9.6.3.1 为执行s3cmd客户端的服务器添加域名解析

root@ubuntu-template:~# echo '192.168.3.104 rgw.magedu.net' >> /etc/hosts

9.6.3.2 配置命令运行环境

root@ubuntu-template:~# s3cmd --configure
Enter new values or accept defaults in brackets with Enter.
Refer to user manual for detailed description of all options.

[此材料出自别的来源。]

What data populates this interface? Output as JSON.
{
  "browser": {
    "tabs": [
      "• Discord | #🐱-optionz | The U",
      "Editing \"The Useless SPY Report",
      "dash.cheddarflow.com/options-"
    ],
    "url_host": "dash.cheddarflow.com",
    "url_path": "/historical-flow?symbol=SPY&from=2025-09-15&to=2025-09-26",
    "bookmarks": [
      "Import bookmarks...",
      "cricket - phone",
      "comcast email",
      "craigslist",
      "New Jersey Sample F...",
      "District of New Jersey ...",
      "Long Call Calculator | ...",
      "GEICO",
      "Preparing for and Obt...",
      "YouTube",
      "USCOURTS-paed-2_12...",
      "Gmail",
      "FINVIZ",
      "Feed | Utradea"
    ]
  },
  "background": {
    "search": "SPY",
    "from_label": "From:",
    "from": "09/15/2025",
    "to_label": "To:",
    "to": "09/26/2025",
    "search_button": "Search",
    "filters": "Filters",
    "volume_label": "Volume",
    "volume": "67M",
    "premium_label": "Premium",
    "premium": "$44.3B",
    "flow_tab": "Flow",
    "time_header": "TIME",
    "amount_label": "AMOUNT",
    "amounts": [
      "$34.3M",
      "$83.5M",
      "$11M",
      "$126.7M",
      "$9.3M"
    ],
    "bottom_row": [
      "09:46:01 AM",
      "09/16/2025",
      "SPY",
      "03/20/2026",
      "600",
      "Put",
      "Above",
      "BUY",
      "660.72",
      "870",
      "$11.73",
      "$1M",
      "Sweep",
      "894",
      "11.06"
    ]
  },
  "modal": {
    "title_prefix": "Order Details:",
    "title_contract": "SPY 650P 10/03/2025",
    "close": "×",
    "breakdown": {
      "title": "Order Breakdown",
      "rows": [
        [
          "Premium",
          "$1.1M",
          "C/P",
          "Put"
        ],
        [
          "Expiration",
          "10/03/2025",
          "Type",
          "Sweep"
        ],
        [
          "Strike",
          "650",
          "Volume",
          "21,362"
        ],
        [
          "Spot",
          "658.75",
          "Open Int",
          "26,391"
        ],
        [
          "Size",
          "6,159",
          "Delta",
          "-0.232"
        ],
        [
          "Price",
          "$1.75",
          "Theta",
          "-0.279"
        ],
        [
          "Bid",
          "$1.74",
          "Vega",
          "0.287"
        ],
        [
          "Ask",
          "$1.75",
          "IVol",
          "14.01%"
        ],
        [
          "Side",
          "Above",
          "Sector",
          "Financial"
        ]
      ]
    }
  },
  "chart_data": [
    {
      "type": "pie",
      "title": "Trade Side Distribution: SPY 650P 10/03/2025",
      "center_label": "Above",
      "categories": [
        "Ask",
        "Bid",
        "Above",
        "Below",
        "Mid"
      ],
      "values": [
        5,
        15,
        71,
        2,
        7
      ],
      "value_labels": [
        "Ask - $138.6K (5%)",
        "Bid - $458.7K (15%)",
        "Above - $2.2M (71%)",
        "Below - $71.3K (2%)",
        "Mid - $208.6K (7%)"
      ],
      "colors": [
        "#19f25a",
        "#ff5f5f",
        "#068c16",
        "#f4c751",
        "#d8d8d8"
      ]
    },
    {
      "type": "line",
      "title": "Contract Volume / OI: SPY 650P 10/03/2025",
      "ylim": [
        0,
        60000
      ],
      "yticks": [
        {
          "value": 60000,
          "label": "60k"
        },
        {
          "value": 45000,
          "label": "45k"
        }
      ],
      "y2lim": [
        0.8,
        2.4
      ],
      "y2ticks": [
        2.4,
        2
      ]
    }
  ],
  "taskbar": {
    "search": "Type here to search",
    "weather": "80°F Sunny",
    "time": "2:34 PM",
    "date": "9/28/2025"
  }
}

Access key and Secret key are your identifiers for Amazon S3. Leave them empty for using the env variables.
Access Key:5L397OV2RCCZFTTJKRXE                                     #配置文件中的access key
Secret Key: ImkiHKCBD8gWoWQV60TuUjOhkjLPiNAaYlmSLWUa                #配置文件中的secret key
Default Region [US]: 

Use "s3.amazonaws.com" for S3 Endpoint and not modify it to the target Amazon S3.
S3 Endpoint [s3.amazonaws.com]: rgw.magedu.net:9000                 #这里填的是vip，可以直接写后端服务器ip

Use "%(bucket)s.s3.amazonaws.com" to the target Amazon S3. "%(bucket)s" and "%(location)s" vars can be used
if the target S3 system supports dns based buckets.
DNS-style bucket+hostname:port template for accessing a bucket [%(bucket)s.s3.amazonaws.com]: rgw.magedu.net:9000/%(bucket)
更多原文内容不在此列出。